ChatGPT erfindet Features – und Unternehmen liefern nach

7. Juli 2025
„Sollten wir wirklich Features entwickeln, nur weil eine KI sie verspricht?“
— Adrian Holovaty

Einleitung: Wenn KI die Produkt-Roadmap schreibt

Im Juli 2025 berichtete Adrian Holovaty auf holovaty.com von einem kuriosen Phänomen: Nutzer luden plötzlich massenhaft Screenshots von ChatGPT-Konversationen bei Soundslice hoch – in der Hoffnung, ASCII-Gitarrentabulaturen automatisch abspielen zu können. Der Grund? ChatGPT hatte ihnen fälschlich erklärt, Soundslice könne genau das.

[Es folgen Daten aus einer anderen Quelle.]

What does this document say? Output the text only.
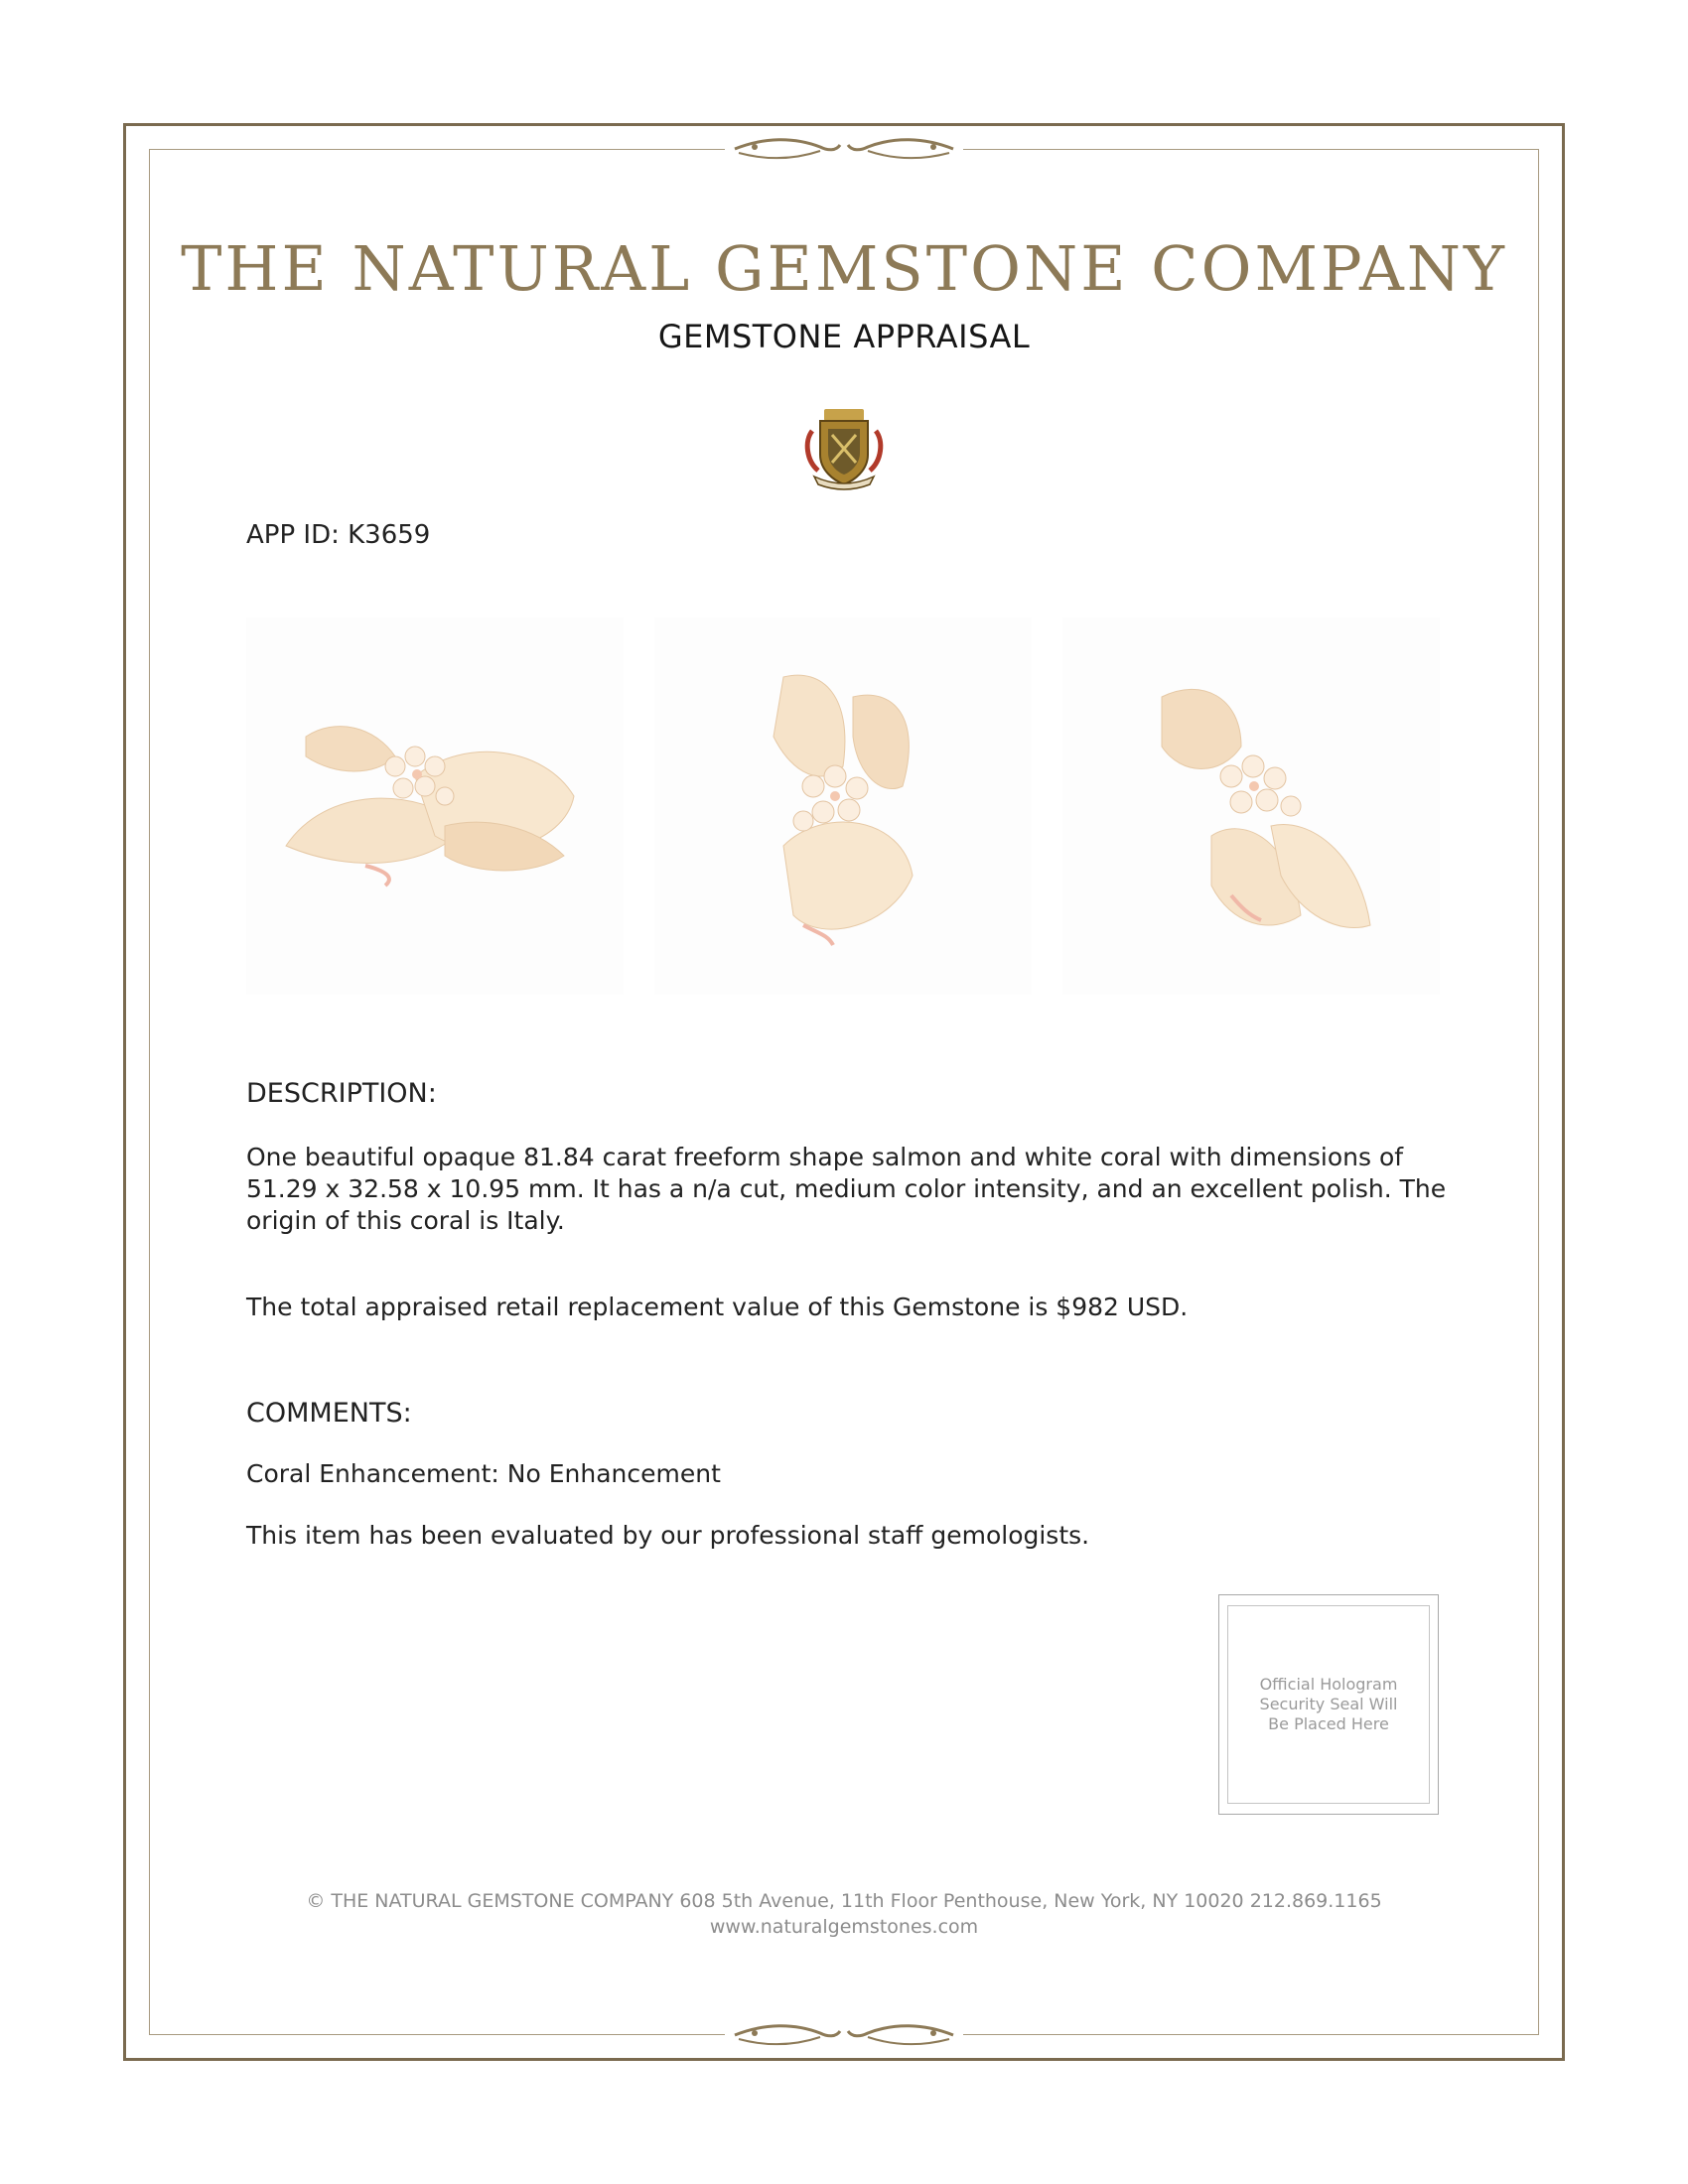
THE NATURAL GEMSTONE COMPANY
GEMSTONE APPRAISAL
APP ID: K3659
DESCRIPTION:
One beautiful opaque 81.84 carat freeform shape salmon and white coral with dimensions of 51.29 x 32.58 x 10.95 mm. It has a n/a cut, medium color intensity, and an excellent polish. The origin of this coral is Italy.
The total appraised retail replacement value of this Gemstone is $982 USD.
COMMENTS:
Coral Enhancement: No Enhancement
This item has been evaluated by our professional staff gemologists.
Official Hologram Security Seal Will Be Placed Here
© THE NATURAL GEMSTONE COMPANY 608 5th Avenue, 11th Floor Penthouse, New York, NY 10020 212.869.1165
www.naturalgemstones.com
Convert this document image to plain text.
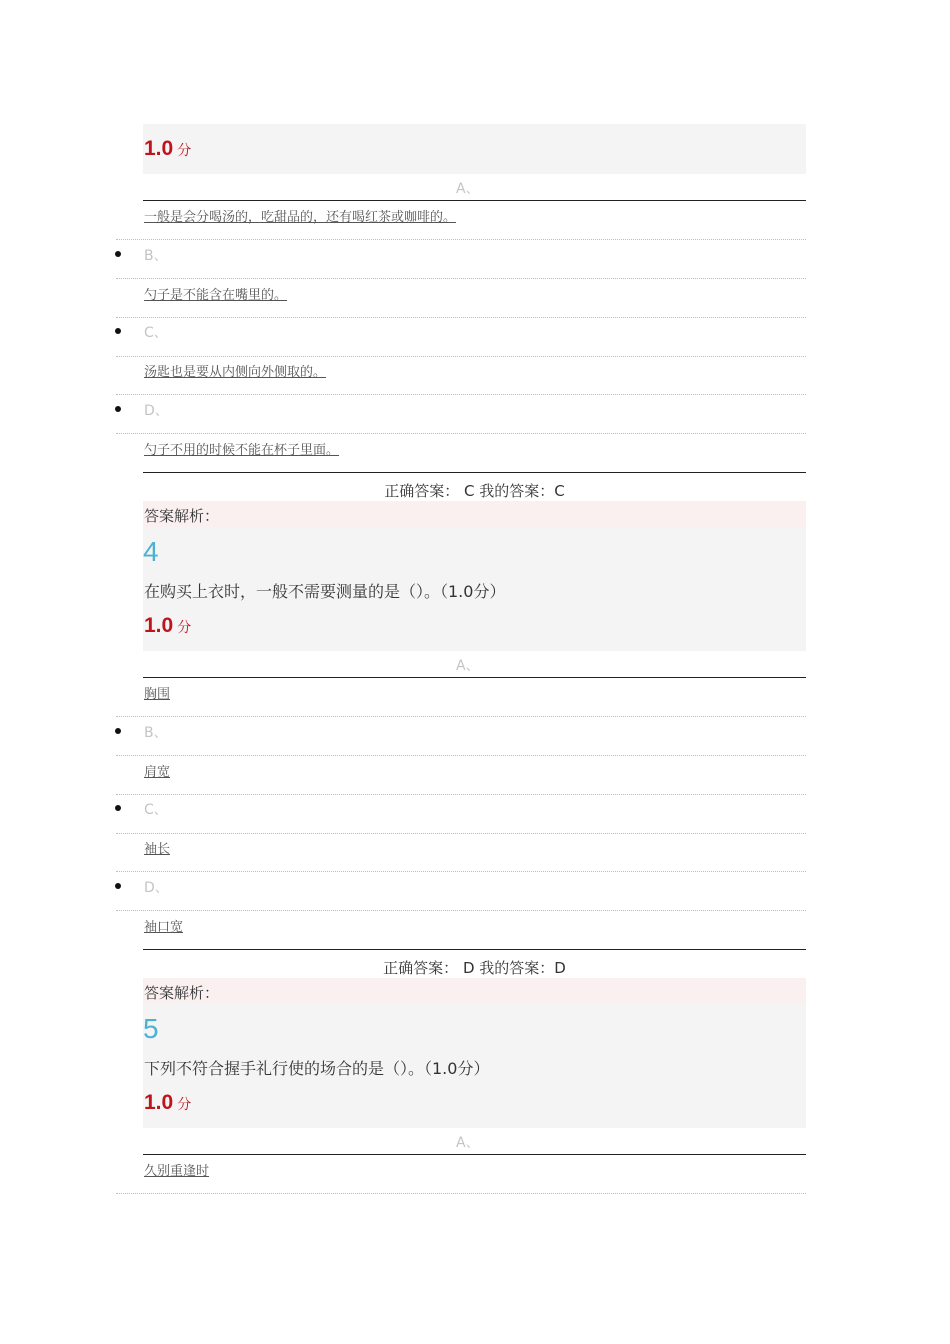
1.0 分
A、
一般是会分喝汤的，吃甜品的，还有喝红茶或咖啡的。
B、
勺子是不能含在嘴里的。
C、
汤匙也是要从内侧向外侧取的。
D、
勺子不用的时候不能在杯子里面。
正确答案： C 我的答案：C
答案解析：
4
在购买上衣时，一般不需要测量的是（）。（1.0分）
1.0 分
A、
胸围
B、
肩宽
C、
袖长
D、
袖口宽
正确答案： D 我的答案：D
答案解析：
5
下列不符合握手礼行使的场合的是（）。（1.0分）
1.0 分
A、
久别重逢时
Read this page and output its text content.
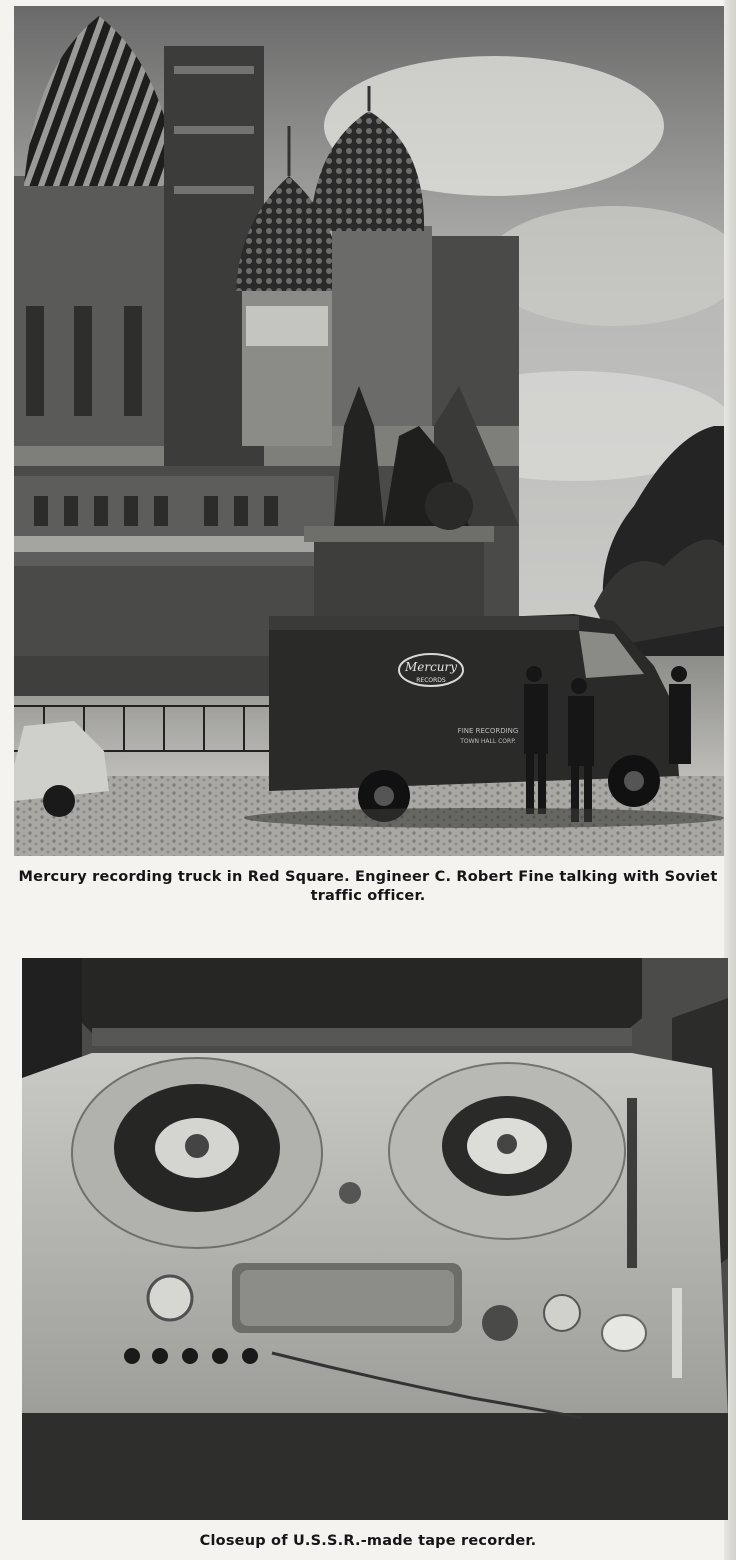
Mercury
RECORDS
FINE RECORDING
TOWN HALL CORP.
Mercury recording truck in Red Square. Engineer C. Robert Fine talking with Soviet traffic officer.
Closeup of U.S.S.R.-made tape recorder.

Hauptteil: Von der Fehlinformation zum Feature

Soundslice, eigentlich spezialisiert auf das Scannen und Digitalisieren von Notenblättern, unterstützte bis dahin keine ASCII-Tabs. Doch weil immer mehr Nutzer mit dieser Erwartung kamen – ausgelöst durch eine KI-Fehlinformation – stand das Team vor einer Entscheidung: Nutzer enttäuschen und aufklären, oder das Feature tatsächlich bauen?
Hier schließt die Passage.